Holt watched as she wrote quickly, her head bent, hair shifting lightly in the breeze. He had spent years trying to forget the small things about her. It hadn’t worked nearly as well as he had told himself.
Then her eyes widened.
“The first recent fire,” June said, looking up. “The first one that was officially treated as arson.” Holt already knew where she was going. “It was near the same place as the first fire ten years ago,” she finished.
“Yes.” He nodded once. “Nearly right on top of that spot.”
“The red gas cans are another similarity,” June pointed out, writing again. “They were found in both the recent fires and the ones ten years ago.”
“I think this time they want Willa, Margo, and Rad to back off, ” Holt told her his thoughts on that. “In particular, though, Margo for some reason.”
June’s head came up. “She is being targeted more than Rad and Willa.”
“Yes.” Holt nodded. “It does seem odd. Willa and Rad, at least up until now, haven’t had anything as bad as what has happened to Margo.” His brow creased. “Judy possibly knows something about what happened ten years ago, and getting a job here in Sandpiper Shores helps her to investigate it.”
“Then someone else finds out she is Gilbert’s sister and suspects.” June tapped her notepad. “So they try to get rid of her.”
She wrote that down too.
“I’ve been trying to contact Nigel for days now with no reply.
” Holt leaned his elbows on the table. “I want to know what he can tell me and what led him to believe the case was closed when Willa said it was strange that he’d done it.

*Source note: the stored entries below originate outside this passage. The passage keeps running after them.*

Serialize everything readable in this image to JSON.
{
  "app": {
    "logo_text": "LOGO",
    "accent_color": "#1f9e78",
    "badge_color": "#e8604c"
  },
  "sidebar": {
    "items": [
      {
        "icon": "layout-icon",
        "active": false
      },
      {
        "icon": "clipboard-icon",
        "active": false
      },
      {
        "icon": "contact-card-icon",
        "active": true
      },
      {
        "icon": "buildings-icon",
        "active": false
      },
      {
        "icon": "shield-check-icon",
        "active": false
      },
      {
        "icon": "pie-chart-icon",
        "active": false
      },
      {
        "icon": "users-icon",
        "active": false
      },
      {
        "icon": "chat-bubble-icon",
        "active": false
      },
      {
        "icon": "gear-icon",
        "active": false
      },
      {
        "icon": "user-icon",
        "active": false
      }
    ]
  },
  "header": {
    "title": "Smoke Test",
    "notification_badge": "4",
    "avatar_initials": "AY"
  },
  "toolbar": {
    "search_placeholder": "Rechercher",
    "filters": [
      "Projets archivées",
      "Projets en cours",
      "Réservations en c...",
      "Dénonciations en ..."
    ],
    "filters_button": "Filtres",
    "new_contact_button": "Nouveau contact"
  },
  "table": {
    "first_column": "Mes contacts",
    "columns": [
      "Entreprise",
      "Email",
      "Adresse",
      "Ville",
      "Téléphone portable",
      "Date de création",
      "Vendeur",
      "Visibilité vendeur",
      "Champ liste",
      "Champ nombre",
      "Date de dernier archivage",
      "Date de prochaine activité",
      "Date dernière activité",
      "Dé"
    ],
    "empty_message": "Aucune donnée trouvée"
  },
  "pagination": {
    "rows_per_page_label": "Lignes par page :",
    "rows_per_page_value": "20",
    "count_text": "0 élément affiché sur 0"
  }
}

” His brow furrowed deeper. “She said he suspected Gilbert had been set up and then suddenly accepted that Gilbert was the culprit, and the case was closed.”
June mirrored him by putting her elbows on the table and leaning in without seeming to notice she had done so.
“I can remember how angry Nigel had been after the fire,” June told him. “The whole town was. But Nigel was determined to find out what had happened.”
“I checked the channel,” Holt said. “You know, Gilbert Fry’s YouTube Channel, Hidden Truths.”
“Oh?” June’s brows rose curiously. “And?”
“Do you know it’s still running?” Holt told her.